It’s a testament to the infectiousness of Colwin’s enthusiasm that her recipes seem appealing even though the food she described was often unappealing to the point of being categorically gross – and she knew it. Her favorite foods include mashed vegetable fritters, meatloaf, steamed puddings, and the jelly that surrounds cold leftover meat, spread on toast and eaten for breakfast. Her enthusiasm for fermented Chinese black beans is boundless, and in several of her recipes these salty, pungent beans are combined with cheese, or yams. “A cold steak sandwich is sort of disgusting, but it is also sort of wonderful,” she confesses, after specifying that this sandwich must include the hardened cold meat drippings, plus butter, because “this is a recipe for people whose cholesterol is too low.” And “Chicken salad has a certain glamour about it.” In a chapter titled “Kitchen Horrors,” she includes a recipe for something called Suffolk Pond Pudding, a suet-heavy British dish that a horrified guest describes as tasting “like lemon-flavored bacon fat.” “I ate almost the entire pudding myself,” she gleefully reports. It’s also refreshing to read a cookbook written by someone who unabashedly confesses to having made baked chicken and a particular creamed spinach casserole literally every time dinner guests came over — for years.
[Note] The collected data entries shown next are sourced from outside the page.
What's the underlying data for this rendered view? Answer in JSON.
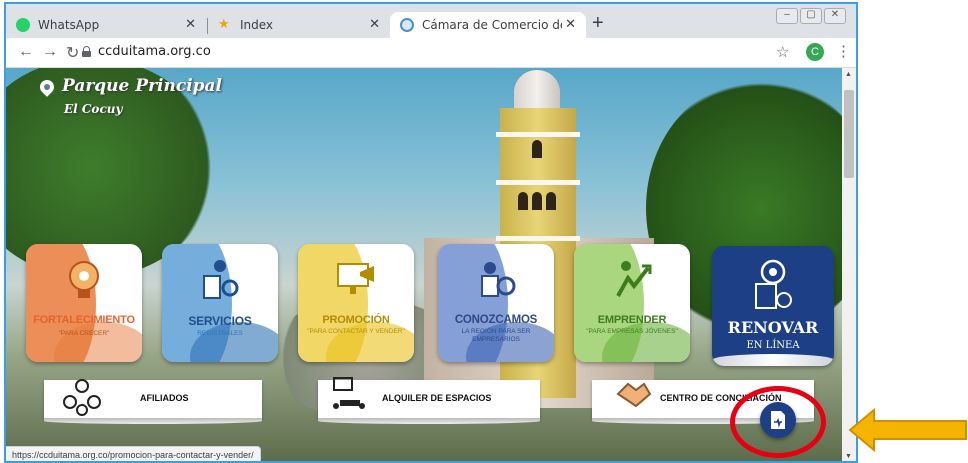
{
  "browser": {
    "tabs": [
      {
        "title": "WhatsApp",
        "icon": "whatsapp-icon",
        "active": false
      },
      {
        "title": "Index",
        "icon": "star-logo-icon",
        "active": false
      },
      {
        "title": "Cámara de Comercio de Duitama",
        "icon": "ccd-logo-icon",
        "active": true
      }
    ],
    "new_tab": "+",
    "url": "ccduitama.org.co",
    "profile_initial": "C",
    "status_url": "https://ccduitama.org.co/promocion-para-contactar-y-vender/"
  },
  "hero": {
    "location_title": "Parque Principal",
    "location_subtitle": "El Cocuy"
  },
  "cards": [
    {
      "label": "FORTALECIMIENTO",
      "sub": "\"PARA CRECER\"",
      "color": "#e87a3a",
      "icon": "gears-lightbulb-icon"
    },
    {
      "label": "SERVICIOS",
      "sub": "REGISTRALES",
      "color": "#2f73b8",
      "icon": "registry-services-icon"
    },
    {
      "label": "PROMOCIÓN",
      "sub": "\"PARA CONTACTAR Y VENDER\"",
      "color": "#e9c21b",
      "icon": "promotion-monitor-icon"
    },
    {
      "label": "CONOZCAMOS",
      "sub": "LA REGIÓN PARA SER EMPRESARIOS",
      "color": "#3f64b4",
      "icon": "region-analytics-icon"
    },
    {
      "label": "EMPRENDER",
      "sub": "\"PARA EMPRESAS JÓVENES\"",
      "color": "#6db33f",
      "icon": "entrepreneur-growth-icon"
    }
  ],
  "renovar": {
    "label": "RENOVAR",
    "sub": "EN LÍNEA",
    "icon": "renew-online-icon"
  },
  "bottom_buttons": [
    {
      "label": "AFILIADOS",
      "icon": "affiliates-network-icon"
    },
    {
      "label": "ALQUILER DE ESPACIOS",
      "icon": "meeting-room-icon"
    },
    {
      "label": "CENTRO DE CONCILIACIÓN",
      "icon": "handshake-icon"
    }
  ],
  "colors": {
    "accent": "#1d3f85",
    "highlight": "#e60012",
    "arrow": "#f5b400"
  }
}
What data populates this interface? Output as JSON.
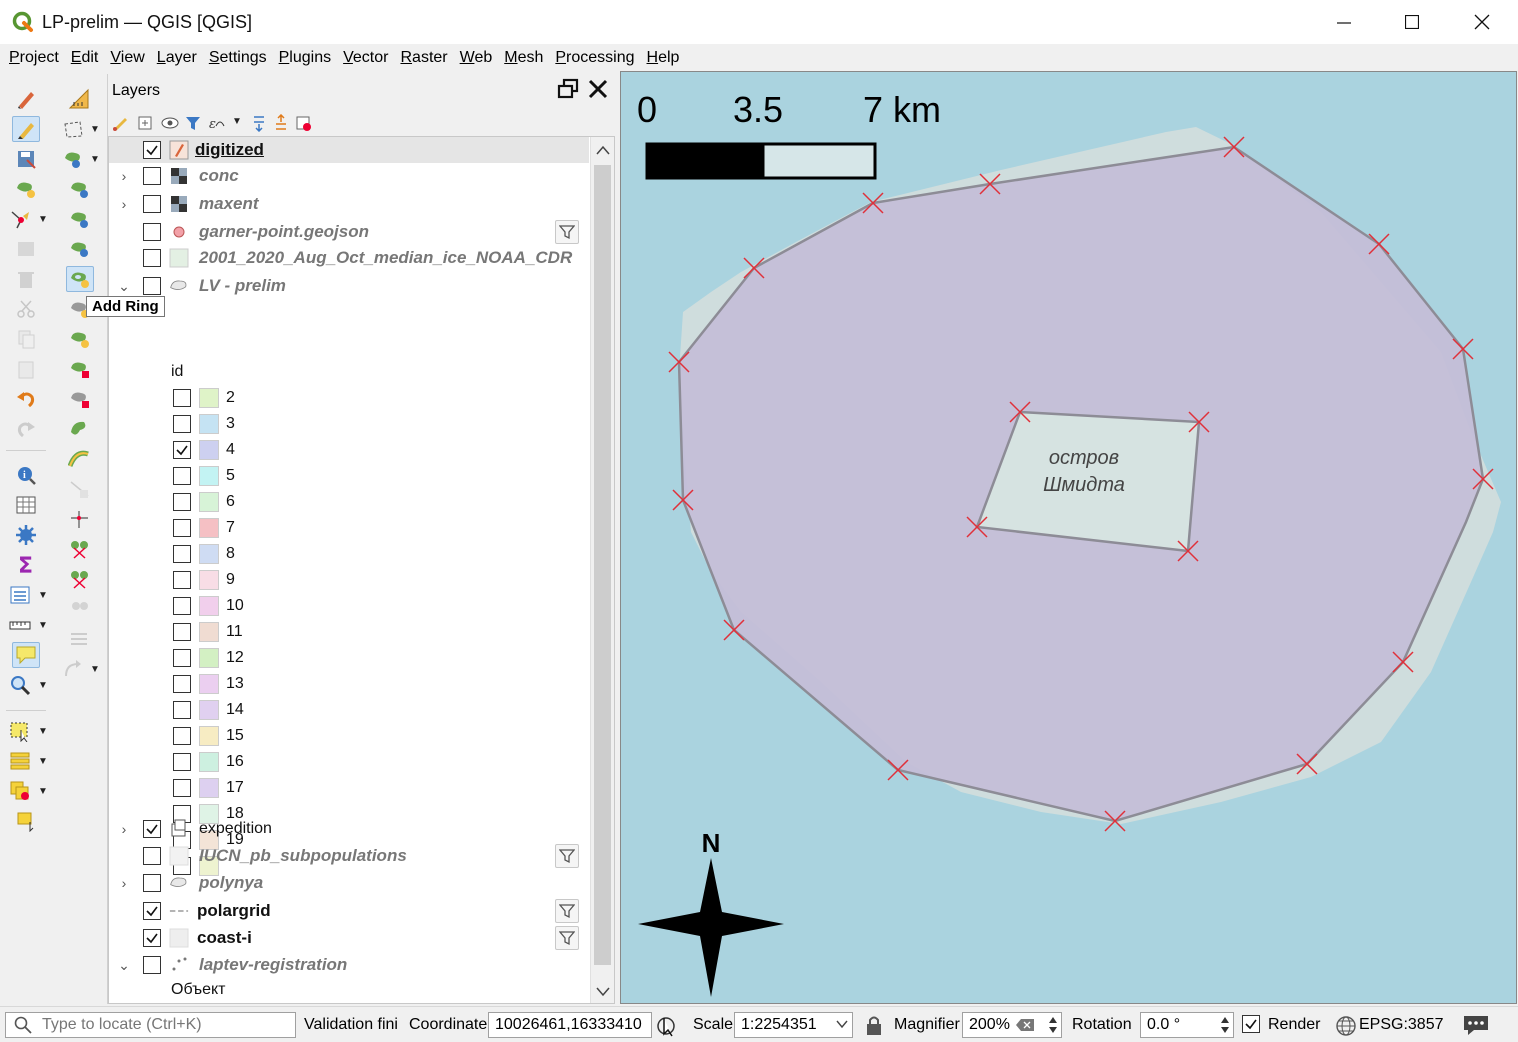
{
  "window": {
    "title": "LP-prelim — QGIS [QGIS]",
    "minimize": "–",
    "maximize": "□",
    "close": "✕"
  },
  "menu": [
    "Project",
    "Edit",
    "View",
    "Layer",
    "Settings",
    "Plugins",
    "Vector",
    "Raster",
    "Web",
    "Mesh",
    "Processing",
    "Help"
  ],
  "tooltip": "Add Ring",
  "layers_panel": {
    "title": "Layers",
    "layers": [
      {
        "name": "digitized",
        "checked": true,
        "style": "bold underline",
        "icon": "pencil-edit-icon",
        "selected": true
      },
      {
        "name": "conc",
        "checked": false,
        "style": "italic",
        "icon": "raster-icon",
        "expander": "collapsed"
      },
      {
        "name": "maxent",
        "checked": false,
        "style": "italic",
        "icon": "raster-icon",
        "expander": "collapsed"
      },
      {
        "name": "garner-point.geojson",
        "checked": false,
        "style": "italic",
        "icon": "point-icon",
        "filter": true
      },
      {
        "name": "2001_2020_Aug_Oct_median_ice_NOAA_CDR",
        "checked": false,
        "style": "italic",
        "icon": "polygon-fill-icon"
      },
      {
        "name": "LV - prelim",
        "checked": false,
        "style": "italic",
        "icon": "polygon-icon",
        "expander": "expanded"
      }
    ],
    "legend_header": "id",
    "legend": [
      {
        "label": "2",
        "checked": false,
        "color": "#dff3c8"
      },
      {
        "label": "3",
        "checked": false,
        "color": "#c5e3f3"
      },
      {
        "label": "4",
        "checked": true,
        "color": "#cdd0f0"
      },
      {
        "label": "5",
        "checked": false,
        "color": "#c3f3f3"
      },
      {
        "label": "6",
        "checked": false,
        "color": "#d7f3d7"
      },
      {
        "label": "7",
        "checked": false,
        "color": "#f5c0c4"
      },
      {
        "label": "8",
        "checked": false,
        "color": "#cfdcf3"
      },
      {
        "label": "9",
        "checked": false,
        "color": "#f8dde6"
      },
      {
        "label": "10",
        "checked": false,
        "color": "#f1cfec"
      },
      {
        "label": "11",
        "checked": false,
        "color": "#f0dcd2"
      },
      {
        "label": "12",
        "checked": false,
        "color": "#d3f0c3"
      },
      {
        "label": "13",
        "checked": false,
        "color": "#ebcff0"
      },
      {
        "label": "14",
        "checked": false,
        "color": "#e0d0f0"
      },
      {
        "label": "15",
        "checked": false,
        "color": "#f7ecc3"
      },
      {
        "label": "16",
        "checked": false,
        "color": "#cdf0e0"
      },
      {
        "label": "17",
        "checked": false,
        "color": "#ddd0f0"
      },
      {
        "label": "18",
        "checked": false,
        "color": "#dff3e6"
      },
      {
        "label": "19",
        "checked": false,
        "color": "#f3e4d7"
      },
      {
        "label": "",
        "checked": false,
        "color": "#eef3d0"
      }
    ],
    "layers_after": [
      {
        "name": "expedition",
        "checked": true,
        "style": "plain",
        "icon": "group-icon",
        "expander": "collapsed"
      },
      {
        "name": "IUCN_pb_subpopulations",
        "checked": false,
        "style": "italic",
        "icon": "polygon-fill-icon",
        "filter": true
      },
      {
        "name": "polynya",
        "checked": false,
        "style": "italic",
        "icon": "polygon-icon",
        "expander": "collapsed"
      },
      {
        "name": "polargrid",
        "checked": true,
        "style": "bold",
        "icon": "line-dash-icon",
        "filter": true
      },
      {
        "name": "coast-i",
        "checked": true,
        "style": "bold",
        "icon": "polygon-fill-icon",
        "filter": true
      },
      {
        "name": "laptev-registration",
        "checked": false,
        "style": "italic",
        "icon": "points-icon",
        "expander": "expanded"
      }
    ],
    "sub_legend_label": "Объект"
  },
  "map": {
    "scalebar": {
      "labels": [
        "0",
        "3.5",
        "7 km"
      ]
    },
    "island_label_line1": "остров",
    "island_label_line2": "Шмидта",
    "north": "N",
    "colors": {
      "sea": "#aad3df",
      "polygon_fill": "#c6c0d6",
      "island": "#d6e3e1",
      "vertex": "#e0303a",
      "edge": "#8d8c96"
    }
  },
  "status": {
    "locate_placeholder": "Type to locate (Ctrl+K)",
    "message": "Validation fini",
    "coordinate_label": "Coordinate",
    "coordinate": "10026461,16333410",
    "scale_label": "Scale",
    "scale": "1:2254351",
    "magnifier_label": "Magnifier",
    "magnifier": "200%",
    "rotation_label": "Rotation",
    "rotation": "0.0 °",
    "render_label": "Render",
    "crs": "EPSG:3857"
  }
}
This essential weirdness translates to a sense of unlimited permission, which might be why Colwin is especially beloved to people who, like her, specialize in writing non-expert, enthusiastic reports from the front lines of cooking trial and error – in other words, food bloggers. Indeed, some of them see her less as influence than as a sort of spiritual ancestor.
-Friend of the blog Emily Gould on Laurie Colwin.